In light of this development, some taxpayers with non-CCPCs are thinking about unwinding their structure even though the full details of the Substantive CCPC rules have not yet been announced. They can unwind the structure by brute force, i.e., removing all the investment assets from the Non-CCPC and subsequently winding up the non-CCPC entity. This could be the easiest solution in some cases, but there is likely going to be a significant taxable gain recognition to the extent the non-CCPC has built up a material amount of retained earnings and/or unrealized gains in its assets.
For some, a less costly solution may be to convert a non-CCPC back to a CCPC by continuing the corporation back to Canada.
A corporation may apply to file Articles of Continuance in Canada under the relevant federal, provincial and territorial statutes. Depending on the province or territory of application, a legal opinion from the non-Canadian jurisdiction may be required. For most jurisdictions, the appropriate name search reports will be required. Once the Certificate of Continuance is obtained, the corporation can likely apply for discontinuance in the foreign jurisdiction, subject to their laws. Where the corporation’s jurisdiction is BVI, the corporation can generally be discontinued by obtaining a certificate of discontinuance issued by the BVI Registry.
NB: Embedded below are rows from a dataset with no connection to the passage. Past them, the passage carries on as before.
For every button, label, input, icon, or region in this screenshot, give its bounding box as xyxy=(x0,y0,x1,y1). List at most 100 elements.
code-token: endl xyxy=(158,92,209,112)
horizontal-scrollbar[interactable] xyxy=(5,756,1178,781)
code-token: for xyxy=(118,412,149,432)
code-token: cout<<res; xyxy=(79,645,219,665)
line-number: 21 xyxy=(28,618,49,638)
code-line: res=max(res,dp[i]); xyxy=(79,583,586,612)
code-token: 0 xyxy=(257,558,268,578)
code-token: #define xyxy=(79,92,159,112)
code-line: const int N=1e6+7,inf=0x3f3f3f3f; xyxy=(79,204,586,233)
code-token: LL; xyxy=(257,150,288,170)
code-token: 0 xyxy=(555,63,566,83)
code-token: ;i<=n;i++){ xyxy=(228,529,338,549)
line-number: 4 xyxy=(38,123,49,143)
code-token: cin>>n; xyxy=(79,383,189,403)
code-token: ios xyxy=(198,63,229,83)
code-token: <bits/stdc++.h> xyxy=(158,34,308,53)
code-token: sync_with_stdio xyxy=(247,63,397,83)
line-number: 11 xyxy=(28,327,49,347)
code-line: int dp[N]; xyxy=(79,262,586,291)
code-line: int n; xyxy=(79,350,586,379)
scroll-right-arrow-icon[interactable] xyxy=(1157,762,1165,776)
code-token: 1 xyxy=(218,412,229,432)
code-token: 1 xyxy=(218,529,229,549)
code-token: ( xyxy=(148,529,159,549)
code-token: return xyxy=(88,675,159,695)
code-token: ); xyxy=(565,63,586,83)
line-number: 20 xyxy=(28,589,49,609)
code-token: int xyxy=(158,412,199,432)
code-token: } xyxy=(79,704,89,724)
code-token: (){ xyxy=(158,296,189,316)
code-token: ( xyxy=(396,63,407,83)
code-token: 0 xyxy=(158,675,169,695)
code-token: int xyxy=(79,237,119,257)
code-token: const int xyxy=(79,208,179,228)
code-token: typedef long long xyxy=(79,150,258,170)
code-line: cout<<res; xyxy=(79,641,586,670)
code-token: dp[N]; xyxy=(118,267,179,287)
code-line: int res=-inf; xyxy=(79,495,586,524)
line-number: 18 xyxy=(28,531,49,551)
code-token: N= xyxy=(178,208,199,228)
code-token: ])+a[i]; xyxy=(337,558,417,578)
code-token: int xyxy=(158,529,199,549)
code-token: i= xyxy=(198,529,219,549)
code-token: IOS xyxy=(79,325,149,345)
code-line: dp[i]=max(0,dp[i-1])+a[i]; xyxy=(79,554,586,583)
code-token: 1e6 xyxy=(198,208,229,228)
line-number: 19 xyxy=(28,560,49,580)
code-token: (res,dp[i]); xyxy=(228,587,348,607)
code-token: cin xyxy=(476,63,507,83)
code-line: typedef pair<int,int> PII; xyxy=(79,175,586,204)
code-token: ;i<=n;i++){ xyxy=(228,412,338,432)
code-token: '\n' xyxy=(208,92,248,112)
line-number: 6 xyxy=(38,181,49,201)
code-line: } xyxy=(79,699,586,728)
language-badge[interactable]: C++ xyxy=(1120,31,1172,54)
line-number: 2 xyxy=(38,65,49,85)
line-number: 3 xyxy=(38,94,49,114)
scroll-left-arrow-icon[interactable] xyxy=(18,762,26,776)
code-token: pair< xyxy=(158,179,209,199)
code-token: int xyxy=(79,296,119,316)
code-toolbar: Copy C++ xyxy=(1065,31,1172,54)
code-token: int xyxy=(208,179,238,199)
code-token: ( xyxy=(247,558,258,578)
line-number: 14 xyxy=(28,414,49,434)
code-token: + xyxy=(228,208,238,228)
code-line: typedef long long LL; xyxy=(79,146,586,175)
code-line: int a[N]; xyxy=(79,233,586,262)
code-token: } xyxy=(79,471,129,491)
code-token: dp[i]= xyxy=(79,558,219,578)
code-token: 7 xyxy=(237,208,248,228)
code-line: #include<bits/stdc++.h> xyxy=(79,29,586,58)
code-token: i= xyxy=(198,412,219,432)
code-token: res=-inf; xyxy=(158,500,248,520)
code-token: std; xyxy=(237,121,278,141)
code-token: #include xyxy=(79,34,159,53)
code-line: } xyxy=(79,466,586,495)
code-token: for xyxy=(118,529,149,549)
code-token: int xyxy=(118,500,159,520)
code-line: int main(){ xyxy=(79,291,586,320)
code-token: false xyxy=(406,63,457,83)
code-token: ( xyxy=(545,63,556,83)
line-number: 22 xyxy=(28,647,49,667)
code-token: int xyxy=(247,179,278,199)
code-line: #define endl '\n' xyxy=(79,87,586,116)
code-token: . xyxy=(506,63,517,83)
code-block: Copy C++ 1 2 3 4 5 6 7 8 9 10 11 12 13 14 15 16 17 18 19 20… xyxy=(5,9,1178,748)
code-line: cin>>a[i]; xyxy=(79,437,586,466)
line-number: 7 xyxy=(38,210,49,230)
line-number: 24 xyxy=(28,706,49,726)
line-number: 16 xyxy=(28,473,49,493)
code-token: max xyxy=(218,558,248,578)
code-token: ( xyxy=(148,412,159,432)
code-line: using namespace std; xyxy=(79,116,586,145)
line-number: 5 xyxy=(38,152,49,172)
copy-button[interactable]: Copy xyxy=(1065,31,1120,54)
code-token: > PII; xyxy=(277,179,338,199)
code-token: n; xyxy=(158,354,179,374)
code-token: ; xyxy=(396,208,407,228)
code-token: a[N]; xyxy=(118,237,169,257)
Following discontinuance, the corporation retains the same legal personality and obligations. Specifically, the corporation continues to be liable for its obligations in existence prior to discontinuation, and any pending or current proceedings by or against the corporation remains unaltered. However, from a BVI perspective, the corporation will no longer be subject to BVI company law once a certificate of discontinuance is issued. Service in respect of any claim, debt, liability or obligation arising prior to discontinuation will continue to be effected on the corporation’s BVI registered agent.
From a Canadian tax perspective, the continuance into Canada should generally not result in any deemed or actual disposition since there is no tax residency change on the continuance, and the entity remains a corporation before and after. The CCPC will continue to pay income tax on its business income as it had as a non-CCPC but is now subject to the refundable tax regime on its aggregate investment income. The change in status from non-CCPC to CCPC would result in a deemed tax year end, and a computation that converts the entity from the LRIP to the GRIP regime.
This appears to be the end of the non-CCPC story… at least until someday, someone might figure out how to “manipulate” the new Substantive CCPC rules to their advantage thus continuing the inevitable cat-and-mouse game!